„Wichtigste Aufgabe ist zunächst das Hinhören“, sagt Stürmer. Es gelte zu fragen, welche Not die Menschen vor Ort umtreibt und wie Beratungsstellen, die Arbeitslosenhilfe, die Wohnungslosenhilfe und andere Dienst wirksam unterstützen können. Ihm ist wichtig, als Verband zusammen mit Einrichtungen vor Ort modellhaft zu arbeiten und zu zeigen: So könnte es gehen. „Innovativ zu sein, ist dabei eine Herausforderung – aber notwendig und spannend.“ Zum diakonischen Handeln ermutigt Thomas Stürmer die Geschichte der Emmausjünger. „Unterstützung anbieten, sich aber nicht aufdrängen. Sich einladen lassen und sich nicht selbst einladen. Wenn die anderen meine Hilfe nicht mehr brauchen, sich verabschieden. So kann Diakonie gelingen.“
Die finanzielle Not mit ihren Folgen beschäftigt Stürmer. Als Gemeindepfarrer und auch auf seiner vorigen Stelle für diakonische Gemeinwesenarbeit beim Kreisdiakonieverband Rems-Murr-Kreis hat er Familien erlebt, die über das Bildungs- und Teilhabepaket zwar den Besuch des Sportvereins bezahlen, nicht aber die Fußballschuhe finanzieren konnten. Oder langzeitarbeitslose Menschen, die sich in der Armut einrichten mussten, weil sie den Sprung in den Arbeitsmarkt nicht schafften.
Thomas Stürmer ist wichtig, sich die Notlagen und Bedürfnisse anderer Menschen bewusst zu machen. Kirchengemeinden können sich fragen, ob ihre Angebote so gestaltet sind, dass Menschen zu ihnen finden. Die viel gehörte Aussage, dass Kirche und Diakonie sich voneinander entfernt haben, kann er nicht bestätigen. In der Flüchtlingshilfe beispielsweise werde das deutlich. „Es gibt hervorragende Projekte und eine extreme Bereitschaft, sich zu engagieren.“ Seine Devise: „So viel Ehrenamt wie möglich, so viel Professionalität wie nötig.“ Aufgabe der Profis sei es, die Freiwilligen zu unterstützen, zu beraten und zu schützen, „auch vor sich selbst“. Viele stürzten sich mit Feuereifer hinein, seien viele Stunden täglich im Tafelladen tätig oder begleiten Flüchtlinge. Da brauche es Angebote, um über das Erleben traumatisierter Frauen oder die Depressionen Angehöriger im Trauercafé zu reden. Auch das Verständnis für bürokratische Hürden und kulturell bedingte Unterschiede bringen Ehrenamtliche mitunter zum Verzweifeln, sagt er.
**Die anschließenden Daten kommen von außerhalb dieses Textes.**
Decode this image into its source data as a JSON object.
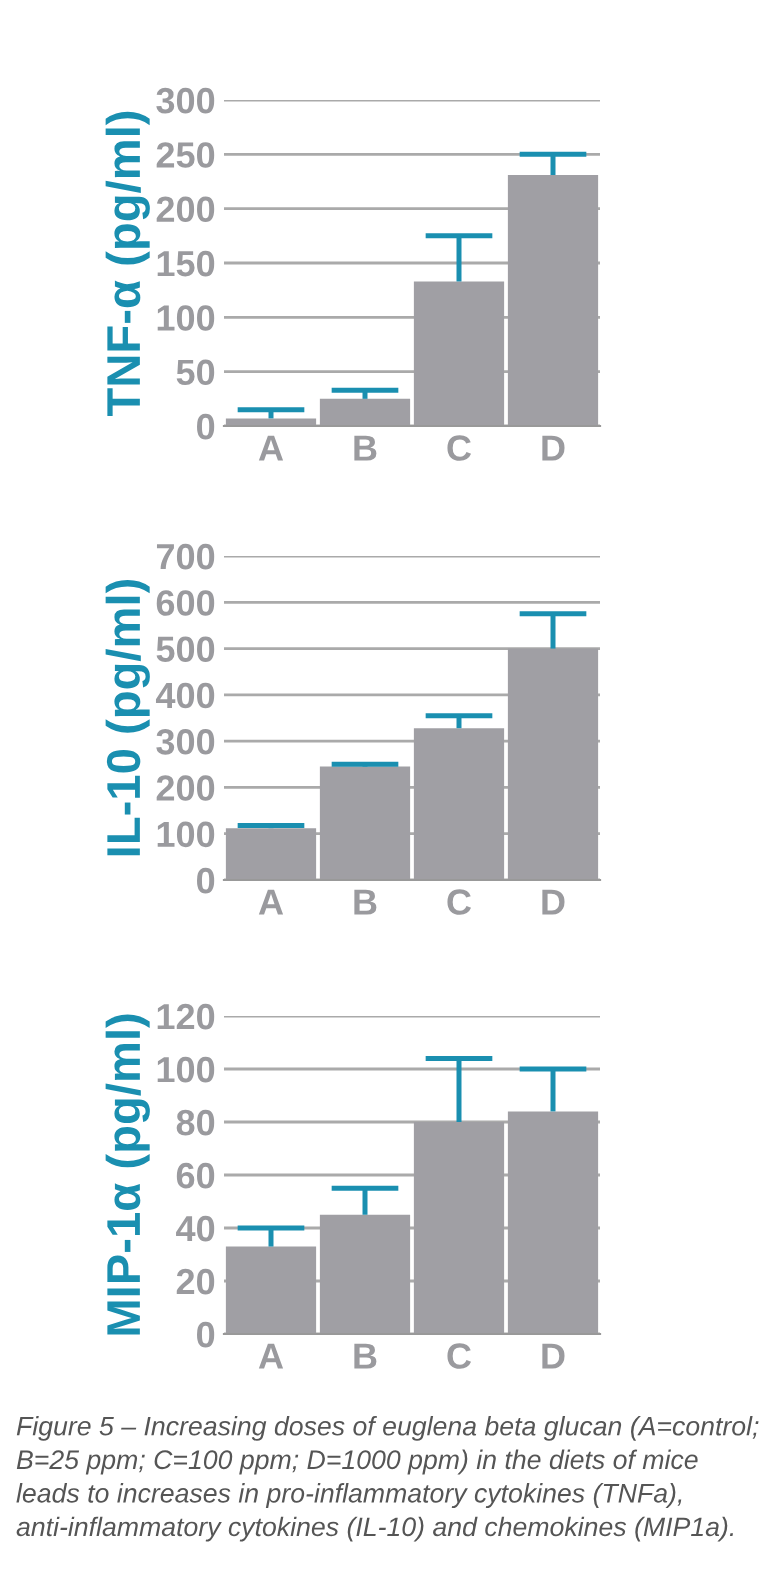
{
  "chart_data": [
    {
      "type": "bar",
      "ylabel": "TNF-α (pg/ml)",
      "categories": [
        "A",
        "B",
        "C",
        "D"
      ],
      "values": [
        7,
        25,
        133,
        231
      ],
      "color": "#a09fa4",
      "errors": [
        [
          7,
          15
        ],
        [
          25,
          33
        ],
        [
          133,
          175
        ],
        [
          231,
          250
        ]
      ],
      "ylim": [
        0,
        300
      ],
      "yticks": [
        0,
        50,
        100,
        150,
        200,
        250,
        300
      ],
      "grid": "y"
    },
    {
      "type": "bar",
      "ylabel": "IL-10 (pg/ml)",
      "categories": [
        "A",
        "B",
        "C",
        "D"
      ],
      "values": [
        112,
        245,
        328,
        500
      ],
      "color": "#a09fa4",
      "errors": [
        [
          112,
          118
        ],
        [
          245,
          250
        ],
        [
          328,
          355
        ],
        [
          500,
          575
        ]
      ],
      "ylim": [
        0,
        700
      ],
      "yticks": [
        0,
        100,
        200,
        300,
        400,
        500,
        600,
        700
      ],
      "grid": "y"
    },
    {
      "type": "bar",
      "ylabel": "MIP-1α (pg/ml)",
      "categories": [
        "A",
        "B",
        "C",
        "D"
      ],
      "values": [
        33,
        45,
        80,
        84
      ],
      "color": "#a09fa4",
      "errors": [
        [
          33,
          40
        ],
        [
          45,
          55
        ],
        [
          80,
          104
        ],
        [
          84,
          100
        ]
      ],
      "ylim": [
        0,
        120
      ],
      "yticks": [
        0,
        20,
        40,
        60,
        80,
        100,
        120
      ],
      "grid": "y",
      "annotations": [
        "Figure 5 – Increasing doses of euglena beta glucan (A=control; B=25 ppm; C=100 ppm; D=1000 ppm) in the diets of mice leads to increases in pro-inflammatory cytokines (TNFa), anti-inflammatory cytokines (IL-10) and chemokines (MIP1a)."
      ]
    }
  ]
}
Klare Grenzen diakonischer Hilfe in Kirchengemeinden sieht Stürmer auch, zum Beispiel in der Beratung von suchtkranken oder armen Menschen. „Hier braucht es die Anonymität und den geschützten Rahmen.“ Für Räume für Selbsthilfegruppen oder eine Plattform für diese Themen seien bei Gemeinden aber gefragt. Kirche und Diakonie gleichermaßen sieht er bei der Inklusion gefordert. „Wie senken wir Schwellen, in welcher Sprache reden und schreiben wir“, nennt er als Beispiele. Oft sorge persönliche Betroffenheit dafür, dass sich Lebenswelten begegnen und Verständnis wächst. Das sei eine große Chance. So mache etwa der Partner einer Frau mit psychischer Erkrankung Depression in der Gemeinde zum Thema, der Gottesdienstbesucher im Rollstuhl das Organisieren eines barrierefreien Zugangs. Oder: „Gehen Sie mal mit einem Asylbewerber einkaufen, da kann der Schwabe sparen lernen“, sagt der gebürtige Ansbacher augenzwinkernd.
Bei seinen Besuchen in diakonischen Beratungsstellen und Einrichtungen hat Stürmer erfahren, dass bei fast allen Geschäftsführerinnen und Geschäftsführern die Entscheidung für den Beruf christlich motiviert ist. Allerdings leide „der Transfer des christlichen Menschenbilds in Handlungen“ oftmals unter dem finanziellen Druck. Die Träger der Arbeitslosenhilfe ermöglichten langzeitarbeitslosen Menschen Teilhabe, stünden angesichts drastischer Mittelkürzungen aber selber vor großen Herausforderungen. „Mit den Beschäftigungsgutscheinen haben Kirche und Diakonie gezeigt, dass es möglich ist, Arbeit statt Arbeitslosigkeit zu finanzieren“, sagt Stürmer. Das schwebt dem neuen Abteilungsleiter auch beim Thema sozialer Wohnungsbau vor.